Autre fait marquant, Ennahdha apparait comme étant le parti qui divise et polarise le plus les Tunisiens : c’est le parti qui certes recueille le plus d’intentions de vote, mais à la question « Pour quel parti êtes-vous sûr de ne pas voter ? », il arrive aussi en tête des sondages, avec 18%…

Une indécision et une abstention toujours élevées 

A un peu plus d’un mois des élections, l’autre enseignement du sondage d’opinion est le taux encore très élevé de personnes indécises, qui déclarent « ne pas avoir choisi pour qui voter ». Celui-ci s’élève à toujours à 32,1% (34% au dernier sondage). Les personnes ayant déclaré qu’elles allaient s’abstenir sont à 4,4%, enfin 3,5% des personnes interrogées ont refusé de répondre, soit en tout 40% (contre 50% un mois plus tôt au total) de la population en âge d’aller voter ne s’est pas exprimé à la date du sondage (7 au 9 septembre 2011).

Autre enseignement de taille, 57% des Tunisiens sont pour le recours à un référendum déterminant la durée du mandat de la future assemblée constituante. Une statistique qui pèsera sans doute de tout son poids en faveur des partisans de plus en plus sonores d’un tél référendum dont la perspective agite déjà plus que jamais la classe politique et l’opinion.
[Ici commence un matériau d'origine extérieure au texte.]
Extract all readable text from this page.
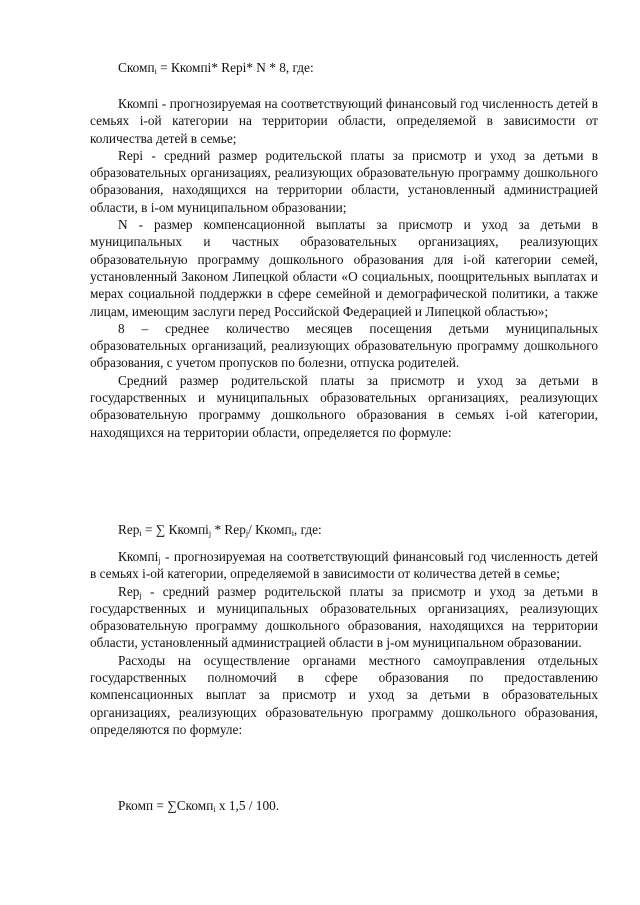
Скомп$_i$ = Ккомпi* Repi* N * 8, где:

Ккомпi - прогнозируемая на соответствующий финансовый год численность детей в семьях i-ой категории на территории области, определяемой в зависимости от количества детей в семье;

Repi - средний размер родительской платы за присмотр и уход за детьми в образовательных организациях, реализующих образовательную программу дошкольного образования, находящихся на территории области, установленный администрацией области, в i-ом муниципальном образовании;

N - размер компенсационной выплаты за присмотр и уход за детьми в муниципальных и частных образовательных организациях, реализующих образовательную программу дошкольного образования для i-ой категории семей, установленный Законом Липецкой области «О социальных, поощрительных выплатах и мерах социальной поддержки в сфере семейной и демографической политики, а также лицам, имеющим заслуги перед Российской Федерацией и Липецкой областью»;

8 – среднее количество месяцев посещения детьми муниципальных образовательных организаций, реализующих образовательную программу дошкольного образования, с учетом пропусков по болезни, отпуска родителей.

Средний размер родительской платы за присмотр и уход за детьми в государственных и муниципальных образовательных организациях, реализующих образовательную программу дошкольного образования в семьях i-ой категории, находящихся на территории области, определяется по формуле:

Rep$_i$ = ∑ Ккомпi$_j$ * Rep$_j$/ Ккомп$_i$, где:

Ккомпi$_j$ - прогнозируемая на соответствующий финансовый год численность детей в семьях i-ой категории, определяемой в зависимости от количества детей в семье;

Rep$_j$ - средний размер родительской платы за присмотр и уход за детьми в государственных и муниципальных образовательных организациях, реализующих образовательную программу дошкольного образования, находящихся на территории области, установленный администрацией области в j-ом муниципальном образовании.

Расходы на осуществление органами местного самоуправления отдельных государственных полномочий в сфере образования по предоставлению компенсационных выплат за присмотр и уход за детьми в образовательных организациях, реализующих образовательную программу дошкольного образования, определяются по формуле:

Ркомп = ∑Скомп$_i$ х 1,5 / 100.
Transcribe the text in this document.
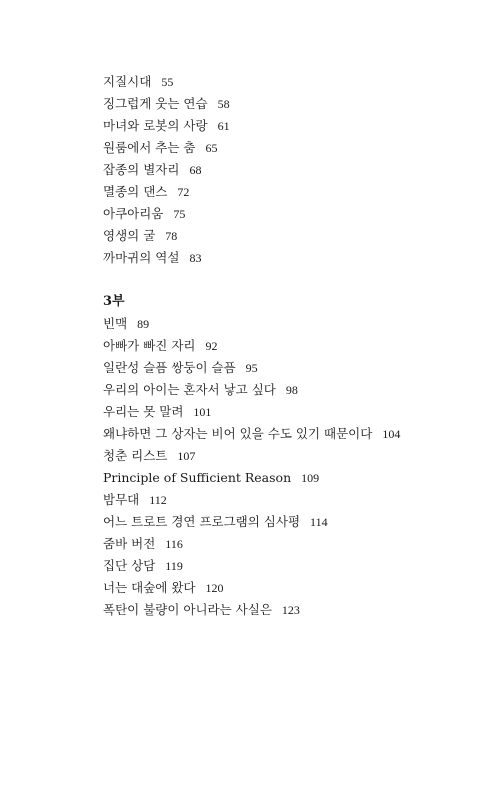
지질시대 55
징그럽게 웃는 연습 58
마녀와 로봇의 사랑 61
원룸에서 추는 춤 65
잡종의 별자리 68
멸종의 댄스 72
아쿠아리움 75
영생의 굴 78
까마귀의 역설 83
3부
빈맥 89
아빠가 빠진 자리 92
일란성 슬픔 쌍둥이 슬픔 95
우리의 아이는 혼자서 낳고 싶다 98
우리는 못 말려 101
왜냐하면 그 상자는 비어 있을 수도 있기 때문이다 104
청춘 리스트 107
Principle of Sufficient Reason 109
밤무대 112
어느 트로트 경연 프로그램의 심사평 114
줌바 버전 116
집단 상담 119
너는 대숲에 왔다 120
폭탄이 불량이 아니라는 사실은 123
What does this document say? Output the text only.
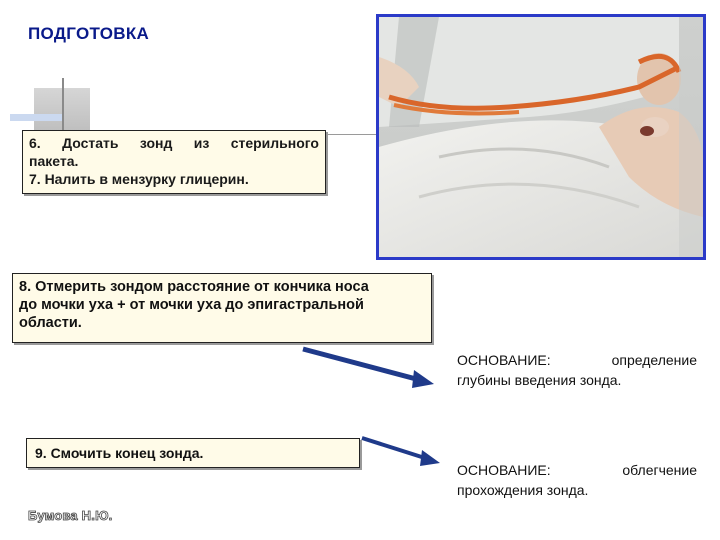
ПОДГОТОВКА
6. Достать зонд из стерильного
пакета.
7. Налить в мензурку глицерин.
8. Отмерить зондом расстояние от кончика носа
до мочки уха + от мочки уха до эпигастральной
области.
ОСНОВАНИЕ:	определение
глубины введения зонда.
9. Смочить конец зонда.
ОСНОВАНИЕ:	облегчение
прохождения зонда.
Бумова Н.Ю.
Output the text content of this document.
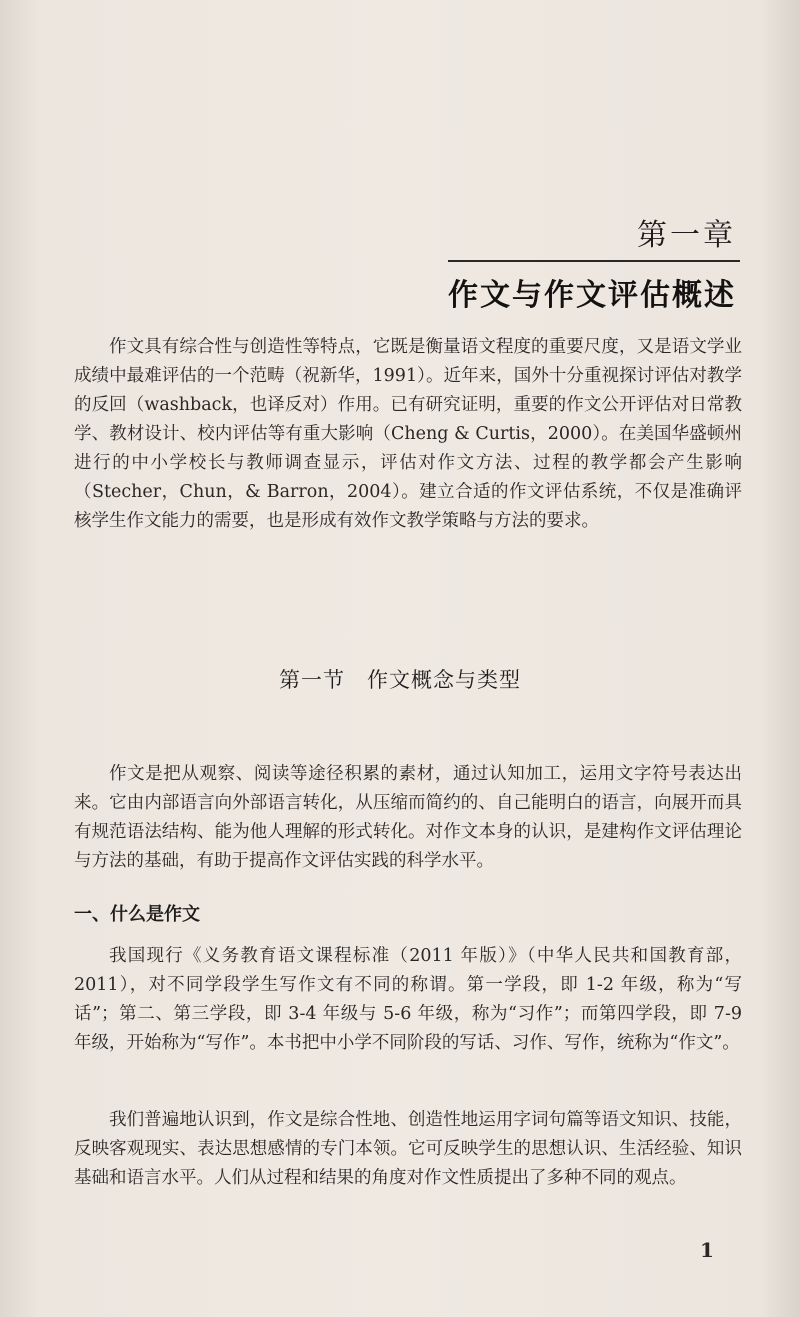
第一章
作文与作文评估概述

作文具有综合性与创造性等特点，它既是衡量语文程度的重要尺度，又是语文学业成绩中最难评估的一个范畴（祝新华，1991）。近年来，国外十分重视探讨评估对教学的反回（washback，也译反对）作用。已有研究证明，重要的作文公开评估对日常教学、教材设计、校内评估等有重大影响（Cheng & Curtis，2000）。在美国华盛顿州进行的中小学校长与教师调查显示，评估对作文方法、过程的教学都会产生影响（Stecher，Chun，& Barron，2004）。建立合适的作文评估系统，不仅是准确评核学生作文能力的需要，也是形成有效作文教学策略与方法的要求。

第一节　作文概念与类型

作文是把从观察、阅读等途径积累的素材，通过认知加工，运用文字符号表达出来。它由内部语言向外部语言转化，从压缩而简约的、自己能明白的语言，向展开而具有规范语法结构、能为他人理解的形式转化。对作文本身的认识，是建构作文评估理论与方法的基础，有助于提高作文评估实践的科学水平。

一、什么是作文

我国现行《义务教育语文课程标准（2011 年版）》（中华人民共和国教育部，2011），对不同学段学生写作文有不同的称谓。第一学段，即 1-2 年级，称为“写话”；第二、第三学段，即 3-4 年级与 5-6 年级，称为“习作”；而第四学段，即 7-9 年级，开始称为“写作”。本书把中小学不同阶段的写话、习作、写作，统称为“作文”。

我们普遍地认识到，作文是综合性地、创造性地运用字词句篇等语文知识、技能，反映客观现实、表达思想感情的专门本领。它可反映学生的思想认识、生活经验、知识基础和语言水平。人们从过程和结果的角度对作文性质提出了多种不同的观点。

1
Mini séisme politique et scepticisme des Tunisiens 

Même si l’institut de sondage Sigma, l’un des principaux acteurs de ce marché, a longuement exposé sa méthode qu’il dit scientifique et conforme aux standards internationaux en la matière en préambule à son exposé, une partie de l’audience, le web tunisien, ainsi que l’opinion en général reste sceptique. Si l’échantillon est techniquement représentatif de la société tunisienne, il reste réduit (moins de 3000 sondés), et un sondage n’est pas parole d’évangile, d’autant moins à un mois des élections où rien n’est encore joué. Surtout que, comme l’a rappelé Zargouni lui-même, le sondage a été fait juste avant que l’on connaisse les têtes de listes ainsi que les listes indépendantes. Il y a fort à parier que ces dernières données peuvent considérablement changer la donne.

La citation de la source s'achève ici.